Este é o custo de falsos positivos do design de roteamento, e ele aterrissa justo na constituinte que o argumento de segurança em parte busca empoderar. O enquadramento de ontem era que a graceful degradation é mais humana que a recusa, você ainda recebe uma resposta, só de um modelo mais conservador. A fricção mostra o detalhe: o rebaixamento é silencioso e direcionado por tema, então um defensor que faz a pergunta de segurança mais difícil é o mais propenso a ser respondido pelo modelo mais fraco, no único tema onde queria o mais forte. "Código seguro" e "código de ataque" estão no mesmo campo léxico, e um classificador em forma de palavra-chave não consegue distinguir o blue team do red.

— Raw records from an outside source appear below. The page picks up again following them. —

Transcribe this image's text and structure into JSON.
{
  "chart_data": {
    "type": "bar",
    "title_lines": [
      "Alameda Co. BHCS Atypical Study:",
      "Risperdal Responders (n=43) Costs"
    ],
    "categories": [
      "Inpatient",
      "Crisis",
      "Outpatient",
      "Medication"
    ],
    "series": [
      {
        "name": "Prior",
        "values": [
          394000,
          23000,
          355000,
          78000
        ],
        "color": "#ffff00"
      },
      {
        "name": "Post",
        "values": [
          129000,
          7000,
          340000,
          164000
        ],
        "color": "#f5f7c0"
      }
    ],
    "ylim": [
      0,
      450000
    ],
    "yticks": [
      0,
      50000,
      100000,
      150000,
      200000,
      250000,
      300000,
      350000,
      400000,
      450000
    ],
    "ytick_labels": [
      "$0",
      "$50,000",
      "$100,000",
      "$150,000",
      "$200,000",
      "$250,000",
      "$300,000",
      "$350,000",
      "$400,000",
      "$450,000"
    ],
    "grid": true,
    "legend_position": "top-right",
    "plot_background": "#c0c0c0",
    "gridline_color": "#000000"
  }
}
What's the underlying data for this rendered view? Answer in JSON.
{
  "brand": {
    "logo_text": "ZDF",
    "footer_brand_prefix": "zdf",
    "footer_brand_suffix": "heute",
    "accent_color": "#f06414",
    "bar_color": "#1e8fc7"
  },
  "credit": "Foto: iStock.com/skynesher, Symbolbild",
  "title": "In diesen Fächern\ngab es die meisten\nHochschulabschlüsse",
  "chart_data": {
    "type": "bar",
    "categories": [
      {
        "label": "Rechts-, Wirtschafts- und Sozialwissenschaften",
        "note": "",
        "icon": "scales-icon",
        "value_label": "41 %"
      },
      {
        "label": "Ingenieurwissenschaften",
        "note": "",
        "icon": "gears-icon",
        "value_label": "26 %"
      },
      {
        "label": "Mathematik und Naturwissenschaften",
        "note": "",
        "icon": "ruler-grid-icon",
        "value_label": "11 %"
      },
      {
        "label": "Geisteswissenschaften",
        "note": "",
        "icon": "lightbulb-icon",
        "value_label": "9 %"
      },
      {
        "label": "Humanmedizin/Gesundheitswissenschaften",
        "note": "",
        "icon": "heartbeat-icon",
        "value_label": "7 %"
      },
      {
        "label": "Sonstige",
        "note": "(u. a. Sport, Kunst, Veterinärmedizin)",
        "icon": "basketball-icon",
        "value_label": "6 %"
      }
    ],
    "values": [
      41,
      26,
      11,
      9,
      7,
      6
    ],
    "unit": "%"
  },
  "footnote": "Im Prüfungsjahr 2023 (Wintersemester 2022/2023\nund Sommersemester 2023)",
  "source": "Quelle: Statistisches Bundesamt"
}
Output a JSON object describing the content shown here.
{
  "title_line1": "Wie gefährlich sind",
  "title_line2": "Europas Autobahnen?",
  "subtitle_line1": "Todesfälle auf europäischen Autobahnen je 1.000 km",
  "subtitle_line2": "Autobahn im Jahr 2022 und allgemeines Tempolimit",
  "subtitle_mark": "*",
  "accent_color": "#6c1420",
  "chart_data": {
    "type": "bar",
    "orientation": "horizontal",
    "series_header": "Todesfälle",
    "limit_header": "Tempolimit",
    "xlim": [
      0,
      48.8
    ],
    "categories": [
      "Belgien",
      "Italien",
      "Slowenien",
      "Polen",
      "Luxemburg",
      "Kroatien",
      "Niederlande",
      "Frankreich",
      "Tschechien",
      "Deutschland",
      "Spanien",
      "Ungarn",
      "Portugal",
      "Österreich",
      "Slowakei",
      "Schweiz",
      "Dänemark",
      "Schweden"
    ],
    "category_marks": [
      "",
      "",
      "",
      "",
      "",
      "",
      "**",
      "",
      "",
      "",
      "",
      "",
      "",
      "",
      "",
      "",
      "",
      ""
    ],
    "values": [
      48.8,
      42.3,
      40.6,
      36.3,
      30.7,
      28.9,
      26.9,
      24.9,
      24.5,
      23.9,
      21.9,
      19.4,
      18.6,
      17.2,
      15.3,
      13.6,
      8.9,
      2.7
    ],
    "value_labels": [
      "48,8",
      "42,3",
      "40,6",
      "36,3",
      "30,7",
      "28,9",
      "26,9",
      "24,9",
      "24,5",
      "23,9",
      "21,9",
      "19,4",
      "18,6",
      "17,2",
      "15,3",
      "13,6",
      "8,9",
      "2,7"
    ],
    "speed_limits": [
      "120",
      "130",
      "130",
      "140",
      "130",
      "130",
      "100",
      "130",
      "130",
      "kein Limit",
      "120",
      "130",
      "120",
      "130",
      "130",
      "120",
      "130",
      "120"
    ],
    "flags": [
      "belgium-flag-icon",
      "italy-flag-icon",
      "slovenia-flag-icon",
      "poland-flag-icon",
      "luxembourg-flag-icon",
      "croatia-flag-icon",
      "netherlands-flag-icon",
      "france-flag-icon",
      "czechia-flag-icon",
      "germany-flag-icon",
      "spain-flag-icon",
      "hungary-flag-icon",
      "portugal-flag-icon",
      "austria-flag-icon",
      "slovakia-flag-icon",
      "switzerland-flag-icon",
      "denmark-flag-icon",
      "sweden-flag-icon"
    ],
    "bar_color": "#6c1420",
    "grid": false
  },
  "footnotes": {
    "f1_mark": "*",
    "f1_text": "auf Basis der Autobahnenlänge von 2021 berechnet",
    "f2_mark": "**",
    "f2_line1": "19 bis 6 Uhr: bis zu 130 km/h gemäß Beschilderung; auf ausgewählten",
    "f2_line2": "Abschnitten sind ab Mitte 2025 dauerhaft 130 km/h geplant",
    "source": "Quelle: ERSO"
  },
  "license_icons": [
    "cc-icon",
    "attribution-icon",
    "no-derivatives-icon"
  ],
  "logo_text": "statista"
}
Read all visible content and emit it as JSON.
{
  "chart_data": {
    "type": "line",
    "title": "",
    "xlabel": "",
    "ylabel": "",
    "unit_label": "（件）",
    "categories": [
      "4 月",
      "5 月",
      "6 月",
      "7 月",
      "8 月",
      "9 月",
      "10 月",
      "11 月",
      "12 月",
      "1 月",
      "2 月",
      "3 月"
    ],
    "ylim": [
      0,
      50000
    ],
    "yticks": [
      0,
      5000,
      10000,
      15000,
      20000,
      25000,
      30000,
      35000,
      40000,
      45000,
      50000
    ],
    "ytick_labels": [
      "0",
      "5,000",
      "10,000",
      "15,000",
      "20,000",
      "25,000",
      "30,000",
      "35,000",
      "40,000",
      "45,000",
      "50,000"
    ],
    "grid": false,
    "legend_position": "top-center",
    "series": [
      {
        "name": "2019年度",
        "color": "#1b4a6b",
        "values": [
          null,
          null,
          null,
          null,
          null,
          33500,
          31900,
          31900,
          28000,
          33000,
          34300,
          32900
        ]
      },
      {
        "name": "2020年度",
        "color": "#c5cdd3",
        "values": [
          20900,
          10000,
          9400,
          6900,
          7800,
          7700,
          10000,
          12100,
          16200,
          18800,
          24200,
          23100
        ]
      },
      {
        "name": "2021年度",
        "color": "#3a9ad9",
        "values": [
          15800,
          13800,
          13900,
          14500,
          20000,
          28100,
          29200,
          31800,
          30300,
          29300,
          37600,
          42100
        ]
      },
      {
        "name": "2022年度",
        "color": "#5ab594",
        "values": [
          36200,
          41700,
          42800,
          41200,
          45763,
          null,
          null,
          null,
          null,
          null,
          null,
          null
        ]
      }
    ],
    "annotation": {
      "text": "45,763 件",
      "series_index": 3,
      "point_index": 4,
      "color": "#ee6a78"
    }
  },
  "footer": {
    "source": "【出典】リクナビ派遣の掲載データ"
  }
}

Também afia o resultado do NIST desta manhã pelo outro lado. Aquela prova dizia que nenhum conjunto finito de guardrails é inquebrável, o que empurra para tunar os classificadores agressivamente. Mas o tuning agressivo tem uma falha simétrica: super-bloquear e sub-bloquear são o mesmo dial girado em direções diferentes, e o tráfego legítimo que você para por engano é um custo tão real quanto o tráfego malicioso que você deixa passar por engano. Suiche concede que a intenção é boa e espera que os guardrails "evoluam com o tempo" à medida que a Anthropic trabalha com firmas de cibersegurança. A nota concreta para os builders que fazem trabalho defensivo em modelos frontier é menos reconfortante nesse meio-tempo: o tier mais forte pode silenciosamente não ser o que responde às suas perguntas de segurança, e como a degradação é silenciosa por design, não vão te avisar quando isso acontecer a menos que você fique de olho na sinalização.